Довольство собой, горькую иронию — она ни в чем не раскаивается, не сожалеет ни о сделанном, ни о сказанном. Так почему я должен жалеть? Почему я весь год лишь силой себя на этом свете удерживал, подпитываясь слабой, ускользающей надеждой, что Вера жива?
Она не призрак, она чудовище.
— И зачем ты ее убила? — не вопрос, а хрип. — Зачем, Вера?
— Так получилось. Мне было шесть, мы поругались, и вот, — пожала Вера плечами, и посмотрела с жадностью, окутывая меня горечью.

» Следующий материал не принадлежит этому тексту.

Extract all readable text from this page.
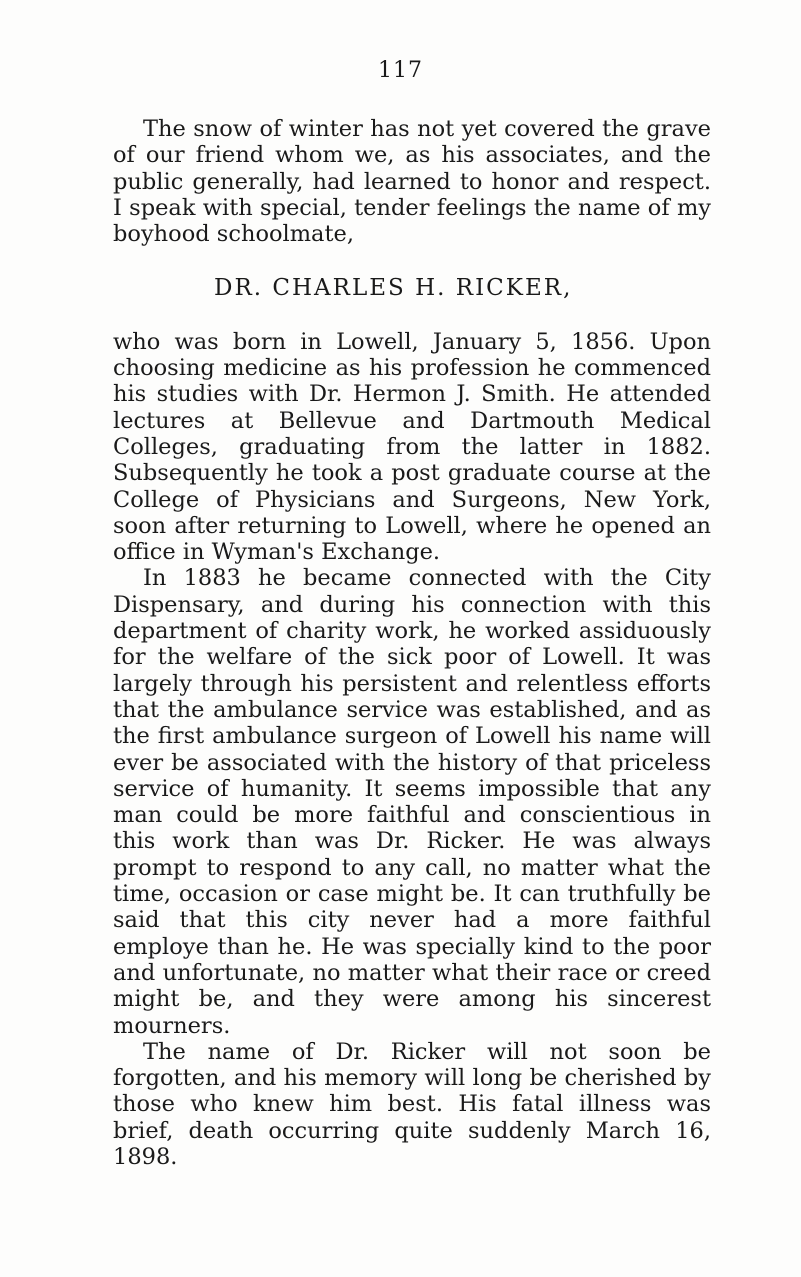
117

The snow of winter has not yet covered the grave of our friend whom we, as his associates, and the public generally, had learned to honor and respect. I speak with special, tender feelings the name of my boyhood schoolmate,

DR. CHARLES H. RICKER,

who was born in Lowell, January 5, 1856. Upon choosing medicine as his profession he commenced his studies with Dr. Hermon J. Smith. He attended lectures at Bellevue and Dartmouth Medical Colleges, graduating from the latter in 1882. Subsequently he took a post graduate course at the College of Physicians and Surgeons, New York, soon after returning to Lowell, where he opened an office in Wyman's Exchange.

In 1883 he became connected with the City Dispensary, and during his connection with this department of charity work, he worked assiduously for the welfare of the sick poor of Lowell. It was largely through his persistent and relentless efforts that the ambulance service was established, and as the first ambulance surgeon of Lowell his name will ever be associated with the history of that priceless service of humanity. It seems impossible that any man could be more faithful and conscientious in this work than was Dr. Ricker. He was always prompt to respond to any call, no matter what the time, occasion or case might be. It can truthfully be said that this city never had a more faithful employe than he. He was specially kind to the poor and unfortunate, no matter what their race or creed might be, and they were among his sincerest mourners.

The name of Dr. Ricker will not soon be forgotten, and his memory will long be cherished by those who knew him best. His fatal illness was brief, death occurring quite suddenly March 16, 1898.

Нужно отойти от нее, чтобы не убить. Шаги даются тяжело, голова трещит, в глазах двоится, передо мной не одна Вера уже, а две, три, четыре… я с ума схожу, как мать. Или уже сошел, что более вероятно, все об этом и твердит, особенно мое помешательство на этой суке.
— Пошла вон! Проваливай, быстро! — сжал кулаки, пытаясь удержаться от… от сам не знаю чего: удержать Веру, или убить.
Она развернулась к двери, а я к окну, чтобы не видеть, как она уходит. Не знаю, кого больше ненавижу — ее или себя? Вера лгунья и завистливая предательница, а я просто жалок, раз двинулся на ней.
В окно посмотрел, высматривая знакомую фигурку, и вскоре увидел — Вера в коротких шортах, в шлепках и полупрозрачной майке, выскочила в прохладу этой ночи, и побежала по улице.
— Надо выпить, — привычно потянулся к початой бутылке виски, и отпил из горла.
Глоток, второй, третий, и горло приятно обожгло. Скоро легче станет, бутылка — и я отрублюсь, или сдохну. Врачи запретили пить, но кто вообще слушает этих врачей?
— Сколько ей было? Шесть или семь лет? Шесть лет, да. Вере было шесть. — прошептал, пытаясь сосчитать.
И оправдания Вере найти. Она не маньяк, она ребенком была, и отчаянно завидовала сестре. Я и тогда это видел — взгляд затравленной девчонки на одежду Ники, на нашу квартиру, на обеденный стол, за который она иногда садилась. И на мать Вера даже в детстве смотрела с обожанием.
Завидовала.
Может, специально сестру заманила на ту конюшню, чтобы убить? Или это слишком расчетливо для ребенка? Наверное, и правда, поругались. Вера была щуплой, низкой, но она почти все время на улице пропадала, и такие дети сильнее иного подростка бывают, да и шея у Ники была тонкой…
— Хватит! — ополовиненная бутылка выпадает из моей руки, и я впечатываю кулак в стену. Еще, еще, и еще, пачкая бархатные обои кровью, но ни алкоголь, ни боль не помогают.
Не могу перестать думать.
Я обещал отпустить Веру, и я отпустил, она ушла, унеслась с радостью. Зря радуется. Ника… я не так уж и дружен с ней был, мать не подпускала, но с уходом сестры рухнула и моя жизнь. Лишь отец выстоял, себя сохранил, а я и мать — нет. Оба на Вере двинулись.
— К черту, — поднял с пола бутылку, схватил ключи от тачки, и вывалился из комнаты.